“I put great pride in our membership of the Champion Mayors for Inclusive Growth Initiative. My cooperation with mayors from all over the World has strengthened my belief that cities have a crucial role to play in securing liveability and equal opportunities for all. Cities are the frontline when it comes to resolving specific problems, and we mayors are responsible for putting strategy into action. By sharing our best ideas and solutions, we can go from great solutions locally to brilliant advances globally.”
– Lord Mayor Frank Jensen
Mayor Jensen is a Danish politician, Deputy Leader of the Danish Social Democratic party, and has been Lord Mayor of Copenhagen since 1 January 2010.
Frank Jensen got involved in politics from an early age. As a university student the high unemployment rates among young people was at the top of his list of main concerns. Consequently, he initiated a project aimed at advising unemployed youth.
Since 1987, during his twenty years in Parliament, he held positions of both Minister of Research (1994-96) and Minister of Justice (1996-2001) in the Cabinets of Poul Nyrup Rasmussen.
Frank Jensen holds a master’s degree in economics from Aalborg University which he received in 1986.
Ensuring space for people with ordinary jobs requires good and affordable housing. A high demand for housing calls for initiatives and action to secure a diverse and socially sustainable city.

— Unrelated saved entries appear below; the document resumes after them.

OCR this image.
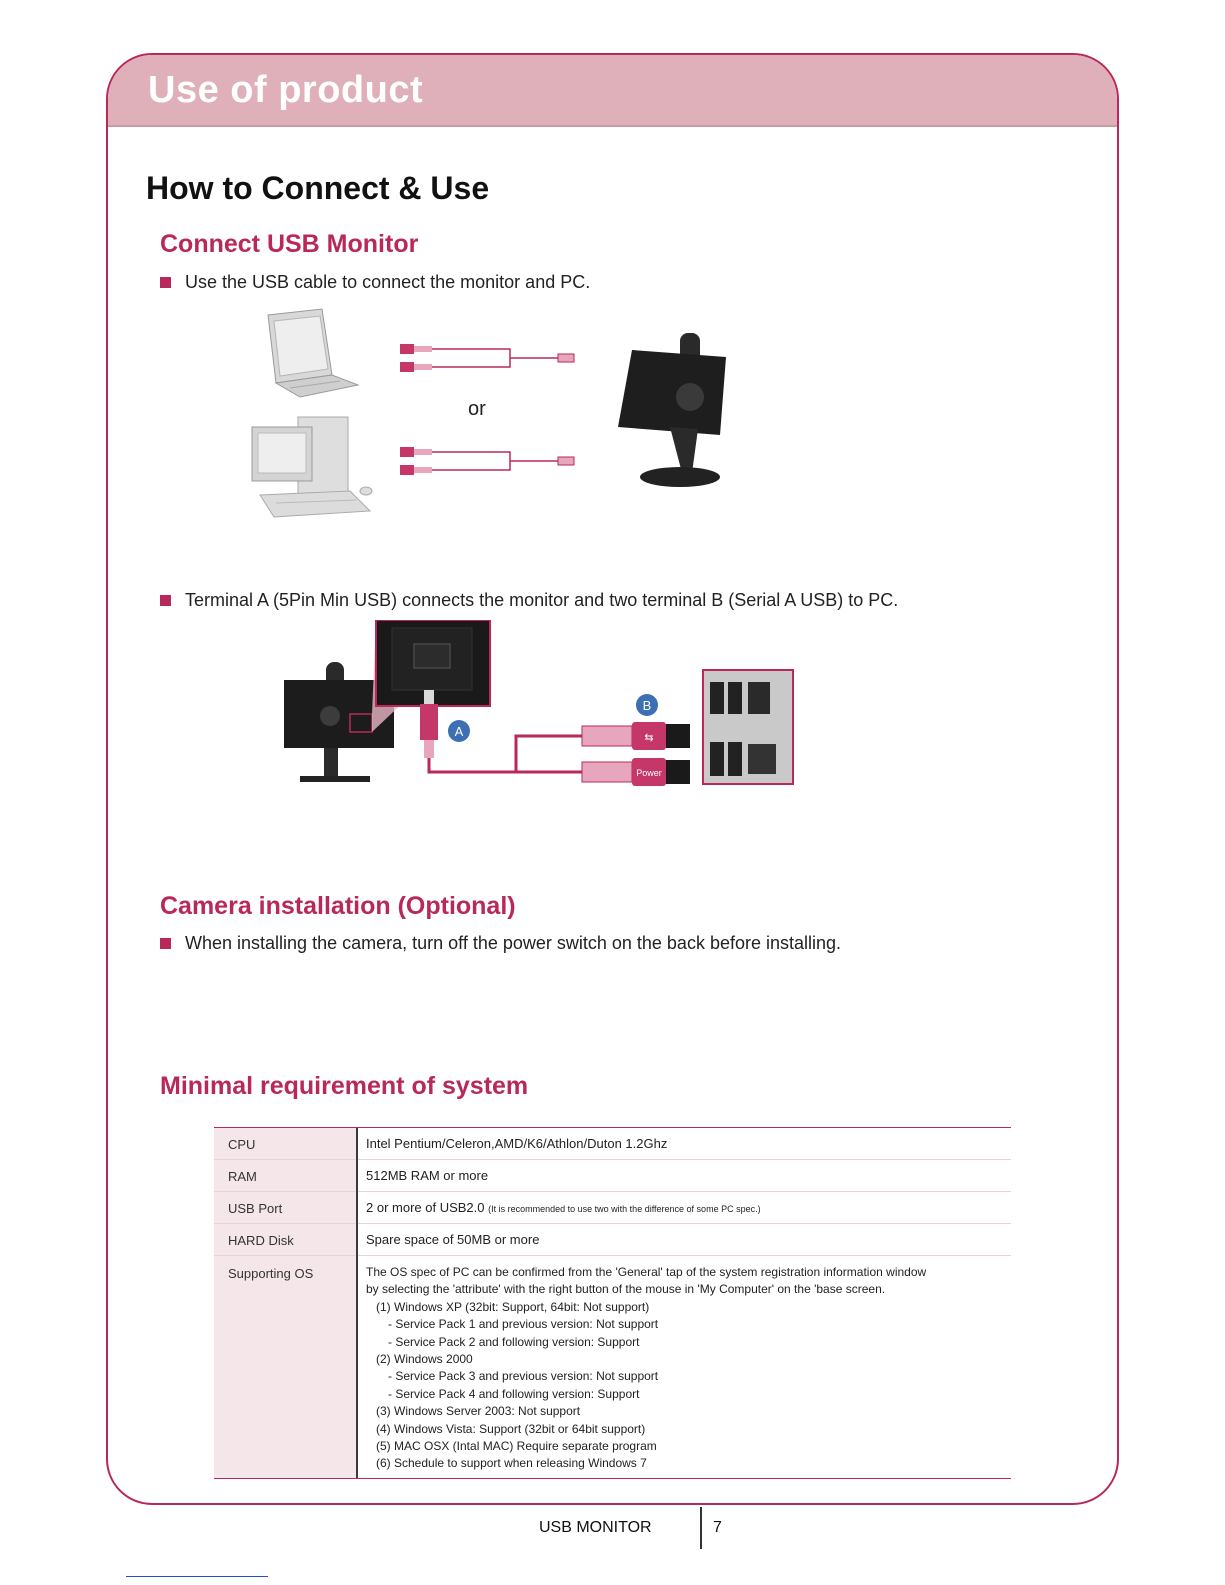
Use of product
How to Connect & Use
Connect USB Monitor
Use the USB cable to connect the monitor and PC.
or
Terminal A (5Pin Min USB) connects the monitor and two terminal B (Serial A USB) to PC.
A
B
⇆
Power
Camera installation (Optional)
When installing the camera, turn off the power switch on the back before installing.
Minimal requirement of system
CPU	Intel Pentium/Celeron,AMD/K6/Athlon/Duton 1.2Ghz
RAM	512MB RAM or more
USB Port	2 or more of USB2.0 (It is recommended to use two with the difference of some PC spec.)
HARD Disk	Spare space of 50MB or more
Supporting OS	The OS spec of PC can be confirmed from the 'General' tap of the system registration information window
by selecting the 'attribute' with the right button of the mouse in 'My Computer' on the 'base screen.
(1) Windows XP (32bit: Support, 64bit: Not support)
- Service Pack 1 and previous version: Not support
- Service Pack 2 and following version: Support
(2) Windows 2000
- Service Pack 3 and previous version: Not support
- Service Pack 4 and following version: Support
(3) Windows Server 2003: Not support
(4) Windows Vista: Support (32bit or 64bit support)
(5) MAC OSX (Intal MAC) Require separate program
(6) Schedule to support when releasing Windows 7
USB MONITOR	7
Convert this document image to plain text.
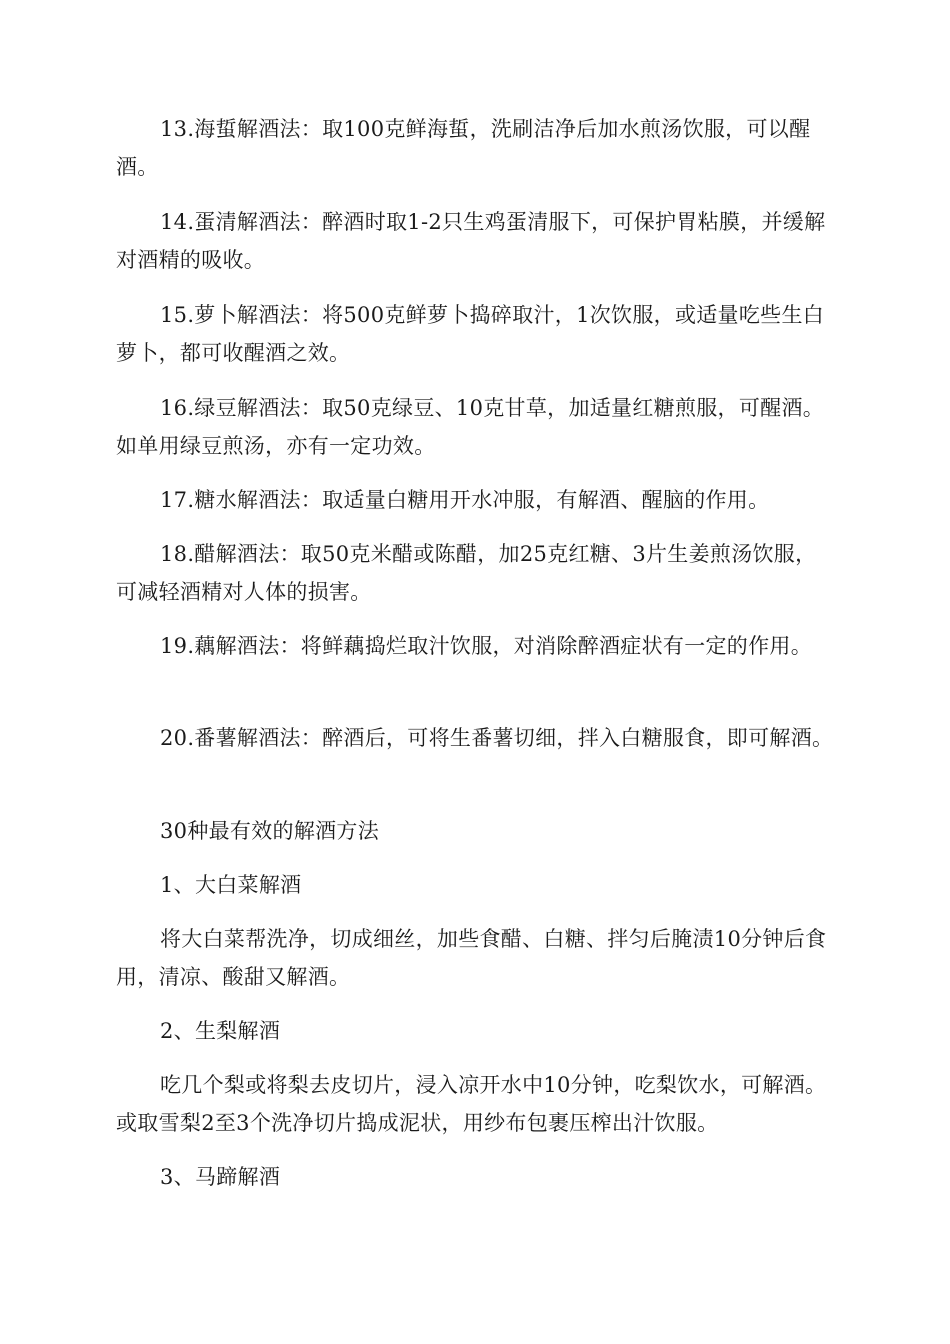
13.海蜇解酒法：取100克鲜海蜇，洗刷洁净后加水煎汤饮服，可以醒酒。

14.蛋清解酒法：醉酒时取1-2只生鸡蛋清服下，可保护胃粘膜，并缓解对酒精的吸收。

15.萝卜解酒法：将500克鲜萝卜捣碎取汁，1次饮服，或适量吃些生白萝卜，都可收醒酒之效。

16.绿豆解酒法：取50克绿豆、10克甘草，加适量红糖煎服，可醒酒。如单用绿豆煎汤，亦有一定功效。

17.糖水解酒法：取适量白糖用开水冲服，有解酒、醒脑的作用。

18.醋解酒法：取50克米醋或陈醋，加25克红糖、3片生姜煎汤饮服，可减轻酒精对人体的损害。

19.藕解酒法：将鲜藕捣烂取汁饮服，对消除醉酒症状有一定的作用。

20.番薯解酒法：醉酒后，可将生番薯切细，拌入白糖服食，即可解酒。

30种最有效的解酒方法

1、大白菜解酒

将大白菜帮洗净，切成细丝，加些食醋、白糖、拌匀后腌渍10分钟后食用，清凉、酸甜又解酒。

2、生梨解酒

吃几个梨或将梨去皮切片，浸入凉开水中10分钟，吃梨饮水，可解酒。或取雪梨2至3个洗净切片捣成泥状，用纱布包裹压榨出汁饮服。

3、马蹄解酒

The population of Copenhagen is estimated to grow 15 percent by 2027, which underlines the importance of securing affordable housing for all.
In doing so, the goals are:
– To make 20 % of all new housing to be public housing
– To have public housing in all parts of the city
– To elevate socially disadvantaged neighbourhoods
This will require an increase of 45,000 new homes by 2027, of which 9,000 must be public housing. Public housing in Denmark is organized and administered by self-governing, democratic and non-profit organizations, but also highly regulated by the government. Copenhagen has been able to successfully influence national legislation on affordable housing. This has made it possible for municipalities in Denmark to reserve 25 percent of new residential areas for public housing. Since 2011, the amount of public housing has been increased by 1.100 and funding has been allocated for another 6,000.